I always wanted to stay alive and remain here on earth because this is the only time where I can fulfill the purpose God had intended for me, when He created or designed all things before the world came into being (Eph. 1:4; 2:10).  According to Jesus, life on earth was the most important period in a person’s time.  In fact, it was irreplaceable (Mt. 16:26).  God himself loved this earthling so much that He sent His Son to save him (Jn. 3:16).  Jesus, Himself, prayed to the Father not to remove his followers from the earth as quickly as He was, because the rest of mankind would have been deprived of the reason why God had created man and the world in the first place (Jn. 17).  Man made a mistake, but God does not want him to pay for it forever (II Pe. 3:9).  Man does not have to enshrine himself into Satan’s halls (Jn. 3:17-18).  Jesus, Himself, was heartbroken when He lost one to Satan (Jn. 17:12).  This life is our gift of grace from God to turn our life around and live up to our Creator’s expectation.

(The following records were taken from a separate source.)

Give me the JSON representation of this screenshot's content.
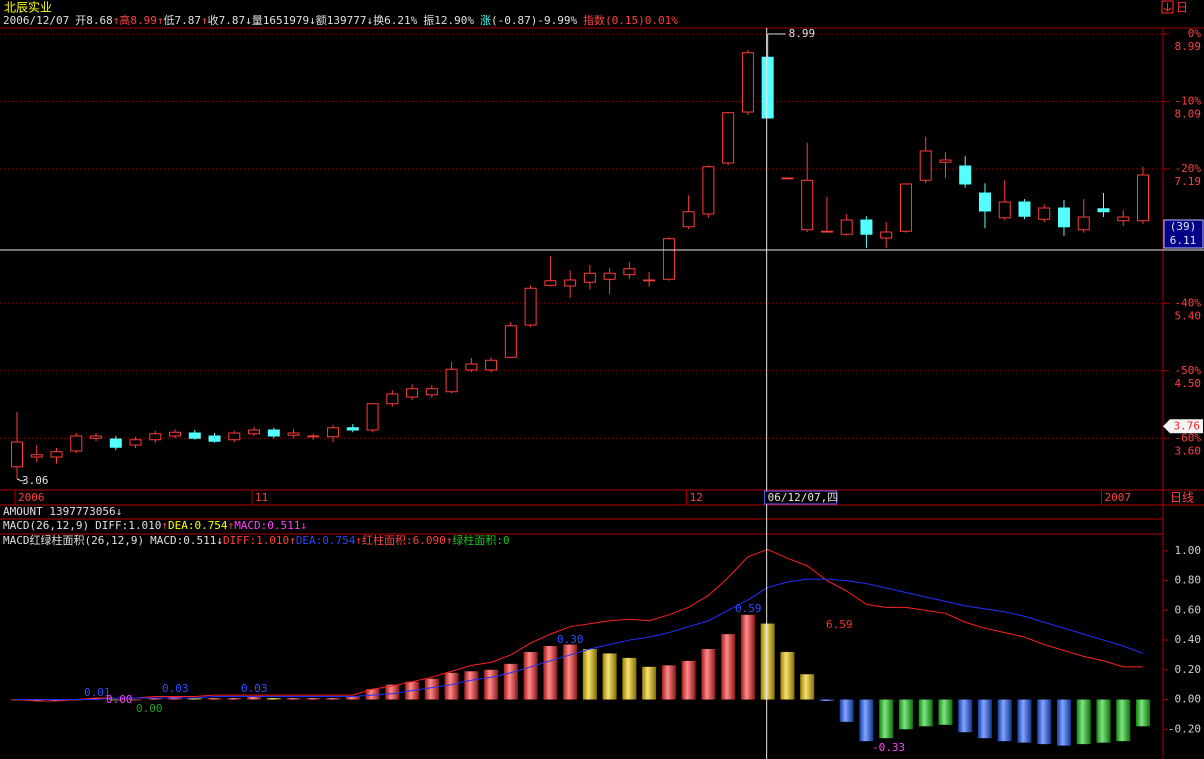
{
  "stock_name": "北辰实业",
  "period_icon_label": "日",
  "quote_line": [
    {
      "text": "2006/12/07",
      "color": "#e0e0e0"
    },
    {
      "text": "开8.68",
      "color": "#e0e0e0"
    },
    {
      "text": "↑",
      "color": "#ff4040"
    },
    {
      "text": "高8.99",
      "color": "#ff4040"
    },
    {
      "text": "↑",
      "color": "#ff4040"
    },
    {
      "text": "低7.87",
      "color": "#e0e0e0"
    },
    {
      "text": "↑",
      "color": "#ff4040"
    },
    {
      "text": "收7.87",
      "color": "#e0e0e0"
    },
    {
      "text": "↓",
      "color": "#e0e0e0"
    },
    {
      "text": "量1651979",
      "color": "#e0e0e0"
    },
    {
      "text": "↓",
      "color": "#e0e0e0"
    },
    {
      "text": "额139777",
      "color": "#e0e0e0"
    },
    {
      "text": "↓",
      "color": "#e0e0e0"
    },
    {
      "text": "换6.21%",
      "color": "#e0e0e0"
    },
    {
      "text": "振12.90%",
      "color": "#e0e0e0"
    },
    {
      "text": "涨",
      "color": "#54ffff"
    },
    {
      "text": "(-0.87)-9.99%",
      "color": "#e0e0e0"
    },
    {
      "text": "指数",
      "color": "#ff4040"
    },
    {
      "text": "(0.15)0.01%",
      "color": "#ff4040"
    }
  ],
  "amount_line": "AMOUNT 1397773056↓",
  "chart_data": [
    {
      "type": "candlestick",
      "categories": [
        "2006",
        null,
        null,
        null,
        null,
        null,
        null,
        null,
        null,
        null,
        null,
        null,
        "11",
        null,
        null,
        null,
        null,
        null,
        null,
        null,
        null,
        null,
        null,
        null,
        null,
        null,
        null,
        null,
        null,
        null,
        null,
        null,
        null,
        null,
        "12",
        null,
        null,
        null,
        null,
        null,
        null,
        null,
        null,
        null,
        null,
        null,
        null,
        null,
        null,
        null,
        null,
        null,
        null,
        null,
        null,
        "2007",
        null,
        null
      ],
      "open": [
        3.22,
        3.35,
        3.35,
        3.43,
        3.6,
        3.59,
        3.51,
        3.58,
        3.63,
        3.67,
        3.63,
        3.58,
        3.66,
        3.71,
        3.64,
        3.62,
        3.62,
        3.74,
        3.71,
        4.06,
        4.15,
        4.18,
        4.22,
        4.51,
        4.51,
        4.68,
        5.11,
        5.64,
        5.63,
        5.68,
        5.72,
        5.78,
        5.7,
        5.72,
        6.42,
        6.59,
        7.27,
        7.95,
        8.68,
        7.07,
        6.38,
        6.35,
        6.32,
        6.51,
        6.27,
        6.36,
        7.04,
        7.28,
        7.23,
        6.87,
        6.54,
        6.75,
        6.52,
        6.67,
        6.38,
        6.66,
        6.5,
        6.5
      ],
      "high": [
        3.95,
        3.51,
        3.47,
        3.67,
        3.67,
        3.63,
        3.62,
        3.7,
        3.72,
        3.71,
        3.67,
        3.7,
        3.75,
        3.74,
        3.72,
        3.66,
        3.78,
        3.79,
        4.07,
        4.24,
        4.32,
        4.31,
        4.62,
        4.67,
        4.68,
        5.15,
        5.64,
        6.03,
        5.84,
        5.91,
        5.87,
        5.95,
        5.82,
        6.28,
        6.84,
        7.24,
        7.95,
        8.78,
        8.99,
        7.07,
        7.54,
        6.82,
        6.59,
        6.56,
        6.48,
        7.0,
        7.62,
        7.42,
        7.36,
        7.0,
        7.04,
        6.79,
        6.72,
        6.78,
        6.79,
        6.87,
        6.64,
        7.22
      ],
      "low": [
        3.06,
        3.28,
        3.26,
        3.4,
        3.56,
        3.44,
        3.47,
        3.54,
        3.6,
        3.58,
        3.54,
        3.55,
        3.63,
        3.6,
        3.6,
        3.58,
        3.55,
        3.68,
        3.68,
        4.02,
        4.11,
        4.14,
        4.2,
        4.48,
        4.48,
        4.67,
        5.08,
        5.62,
        5.47,
        5.58,
        5.52,
        5.72,
        5.62,
        5.7,
        6.39,
        6.54,
        7.24,
        7.91,
        7.87,
        7.07,
        6.35,
        6.34,
        6.3,
        6.14,
        6.14,
        6.34,
        7.0,
        7.07,
        6.94,
        6.4,
        6.51,
        6.52,
        6.48,
        6.3,
        6.34,
        6.55,
        6.43,
        6.46
      ],
      "close": [
        3.55,
        3.38,
        3.42,
        3.63,
        3.63,
        3.48,
        3.58,
        3.66,
        3.68,
        3.6,
        3.56,
        3.67,
        3.71,
        3.63,
        3.67,
        3.63,
        3.74,
        3.71,
        4.06,
        4.19,
        4.26,
        4.26,
        4.52,
        4.59,
        4.64,
        5.1,
        5.6,
        5.7,
        5.71,
        5.8,
        5.8,
        5.86,
        5.71,
        6.26,
        6.62,
        7.22,
        7.94,
        8.74,
        7.87,
        7.07,
        7.04,
        6.36,
        6.51,
        6.32,
        6.35,
        6.99,
        7.43,
        7.31,
        6.99,
        6.63,
        6.75,
        6.56,
        6.67,
        6.42,
        6.55,
        6.62,
        6.55,
        7.11
      ],
      "up_color": "#ff3c3c",
      "down_color": "#54ffff",
      "ylim": [
        2.91,
        9.07
      ],
      "yticks": [
        8.99,
        8.09,
        7.19,
        {
          "value": 5.4,
          "label": "5.40"
        },
        {
          "value": 4.5,
          "label": "4.50"
        },
        {
          "value": 3.6,
          "label": "3.60"
        }
      ],
      "ytick_pct_labels": [
        "0%",
        "-10%",
        "-20%",
        "-40%",
        "-50%",
        "-60%"
      ],
      "grid": true,
      "grid_color": "#a00000",
      "cursor_count": "(39)",
      "cursor_price": 6.11,
      "cursor_date": "06/12/07,四",
      "marker_price": 3.76,
      "period_label": "日线"
    },
    {
      "type": "macd",
      "legend_lines": [
        [
          {
            "text": "MACD(26,12,9)",
            "color": "#e0e0e0"
          },
          {
            "text": "DIFF:1.010",
            "color": "#e0e0e0"
          },
          {
            "text": "↑",
            "color": "#ff4040"
          },
          {
            "text": "DEA:0.754",
            "color": "#ffff00"
          },
          {
            "text": "↑",
            "color": "#ff4040"
          },
          {
            "text": "MACD:0.511",
            "color": "#ff40ff"
          },
          {
            "text": "↓",
            "color": "#ff40ff"
          }
        ],
        [
          {
            "text": "MACD红绿柱面积(26,12,9)",
            "color": "#e0e0e0"
          },
          {
            "text": "MACD:0.511",
            "color": "#e0e0e0"
          },
          {
            "text": "↓",
            "color": "#e0e0e0"
          },
          {
            "text": "DIFF:1.010",
            "color": "#ff4040"
          },
          {
            "text": "↑",
            "color": "#ff4040"
          },
          {
            "text": "DEA:0.754",
            "color": "#2848ff"
          },
          {
            "text": "↑",
            "color": "#ff4040"
          },
          {
            "text": "红柱面积:6.090",
            "color": "#ff4040"
          },
          {
            "text": "↑",
            "color": "#ff4040"
          },
          {
            "text": "绿柱面积:0",
            "color": "#20c020"
          }
        ]
      ],
      "values": [
        0.0,
        -0.01,
        -0.01,
        0.0,
        0.01,
        0.0,
        0.0,
        0.01,
        0.02,
        0.01,
        0.01,
        0.01,
        0.02,
        0.01,
        0.01,
        0.01,
        0.01,
        0.02,
        0.07,
        0.1,
        0.12,
        0.14,
        0.18,
        0.19,
        0.2,
        0.24,
        0.32,
        0.36,
        0.37,
        0.34,
        0.31,
        0.28,
        0.22,
        0.23,
        0.26,
        0.34,
        0.44,
        0.57,
        0.511,
        0.32,
        0.17,
        -0.01,
        -0.15,
        -0.28,
        -0.26,
        -0.2,
        -0.18,
        -0.17,
        -0.22,
        -0.26,
        -0.28,
        -0.29,
        -0.3,
        -0.31,
        -0.3,
        -0.29,
        -0.28,
        -0.18
      ],
      "bar_colors": {
        "rising_positive": "#ff2a2a",
        "falling_positive": "#f0c800",
        "falling_negative": "#1e5cff",
        "rising_negative": "#18d018"
      },
      "series": [
        {
          "color": "#ff2020",
          "values": [
            0.0,
            -0.01,
            -0.01,
            0.0,
            0.01,
            0.01,
            0.01,
            0.02,
            0.02,
            0.02,
            0.03,
            0.03,
            0.03,
            0.03,
            0.03,
            0.03,
            0.03,
            0.03,
            0.07,
            0.09,
            0.12,
            0.15,
            0.19,
            0.23,
            0.25,
            0.3,
            0.38,
            0.44,
            0.49,
            0.51,
            0.53,
            0.54,
            0.53,
            0.57,
            0.62,
            0.7,
            0.82,
            0.96,
            1.01,
            0.95,
            0.9,
            0.8,
            0.73,
            0.64,
            0.62,
            0.62,
            0.6,
            0.58,
            0.52,
            0.48,
            0.45,
            0.42,
            0.37,
            0.33,
            0.29,
            0.26,
            0.22,
            0.22
          ]
        },
        {
          "color": "#2030ff",
          "values": [
            0.0,
            0.0,
            0.0,
            0.0,
            0.0,
            0.01,
            0.01,
            0.01,
            0.01,
            0.01,
            0.02,
            0.02,
            0.02,
            0.02,
            0.02,
            0.02,
            0.02,
            0.02,
            0.03,
            0.04,
            0.06,
            0.08,
            0.1,
            0.13,
            0.15,
            0.18,
            0.22,
            0.26,
            0.3,
            0.34,
            0.37,
            0.4,
            0.42,
            0.45,
            0.49,
            0.53,
            0.6,
            0.67,
            0.754,
            0.79,
            0.81,
            0.81,
            0.8,
            0.78,
            0.75,
            0.72,
            0.69,
            0.66,
            0.63,
            0.61,
            0.59,
            0.56,
            0.52,
            0.48,
            0.44,
            0.4,
            0.36,
            0.31
          ]
        }
      ],
      "annotations": [
        {
          "text": "0.01",
          "color": "#3050ff"
        },
        {
          "text": "0.00",
          "color": "#ff40ff"
        },
        {
          "text": "0.00",
          "color": "#20a020"
        },
        {
          "text": "0.03",
          "color": "#3050ff"
        },
        {
          "text": "0.03",
          "color": "#3050ff"
        },
        {
          "text": "0.30",
          "color": "#3050ff"
        },
        {
          "text": "0.59",
          "color": "#3050ff"
        },
        {
          "text": "6.59",
          "color": "#ff3030"
        },
        {
          "text": "-0.33",
          "color": "#ff40ff"
        }
      ],
      "ylim": [
        -0.4,
        1.1
      ],
      "yticks": [
        {
          "value": 1,
          "label": "1.00"
        },
        {
          "value": 0.8,
          "label": "0.80"
        },
        {
          "value": 0.6,
          "label": "0.60"
        },
        {
          "value": 0.4,
          "label": "0.40"
        },
        {
          "value": 0.2,
          "label": "0.20"
        },
        {
          "value": 0,
          "label": "0.00"
        },
        {
          "value": -0.2,
          "label": "-0.20"
        }
      ]
    }
  ]
}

Consider this fact that God stopped creating on the sixth day and all his work was finished (Gen. 2:1-3).  Then take into account that Christ and the Father are one, hence a member of “The Us,” the Creating Team (Jn. 14:10-20; Gen. 1:26).  Add Jesus’ claims, “Before Abraham was, I am” (Jn. 8:58) and “Father glorify me in your presence with the glory I had with you before the world began” (Jn. 17:5).  The place Christ went to prepare for his followers had already been created during creation (Mt. 25:34) and so was the place for the devil and his followers (Mt. 25:41).  If we add it all up then all life began before the world was created – even the life yet to be born.  Life began in creation and not in conception.  There is no greater crime committed against life than to terminate the body it requires to leave God’s mark on the world.  The safekeeping of the earthly beginning was entrusted to the woman until the child can decide.  After that each one must secure their own safety by placing their trust in Christ (Jn. 3:18-21).

The Psalmist declared that he could not flee from the presence of God (Ps. 139). Ultimately, all will face God in eternity, but in this life it is up to us to enter an agreement with Christ to protect us.  We live in enemy territory and we do by our own choice step outside the domain of God.  Like the Lost Son, we must come back home for the Father to reinstate us.  The Father, by his very holy nature, cannot enter pig territory.  Man, for the sake of his own safety, must make that move into God’s arms.